I triggered the system to reboot after the update and waited. And waited. This time was at least different, the machine was still responding to pings. With broken system libraries, the NAS simply couldn’t complete a clean reboot process. Using the serial console interface I could see that it was stuck but at least still responding to commands. To force a reset, I used the following:

echo 1 > /proc/sys/kernel/sysrq
echo b > /proc/sysrq-trigger

This is a “hard” reset and a last resort, as there’s no final sync of file systems or clean unmounting. However, it’s just the same as risk a power cycle and at this point I still had nothing to lose. Thankfully, the Magic SysRq Keys were enabled in this embedded Linux kernel and the system rebooted.

The joy of success

It’s working! Pings started to respond and a few minutes later I could login to the web interface. I now had a fully working NAS with the latest firmware running, all without any data loss. There were no more boot rom errors, nor were there any problems with missing library files. I scanned through the system logs to see any sign of ongoing niggly issues and couldn’t find any. Finally, it was all back to normal.

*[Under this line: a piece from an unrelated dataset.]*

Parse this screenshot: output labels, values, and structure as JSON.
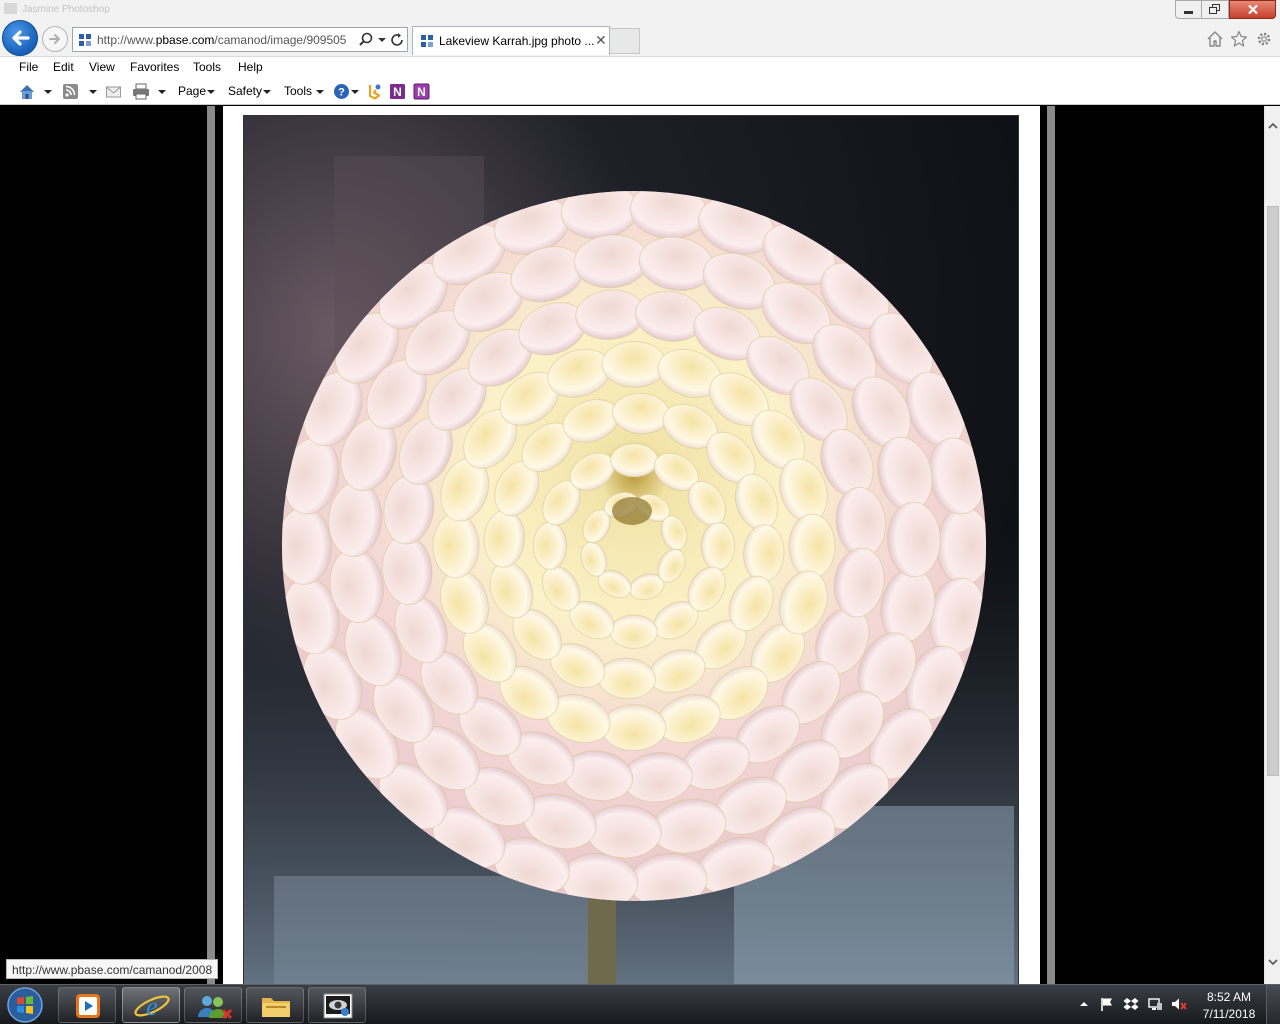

I certainly don’t think it was any bad coding or bad implementation from Synology’s part but simply a case of bad luck. With many other systems it would simply be a case of throwing the system out and starting again (since it was out of warranty).

The fact that I could further debug the problem using standard tools actually increases my faith in the products. After dozens of updates across many of their products, this is the only time I’ve had an issue. Thankfully with a bit of fiddling and learning, it all ended with a working system again.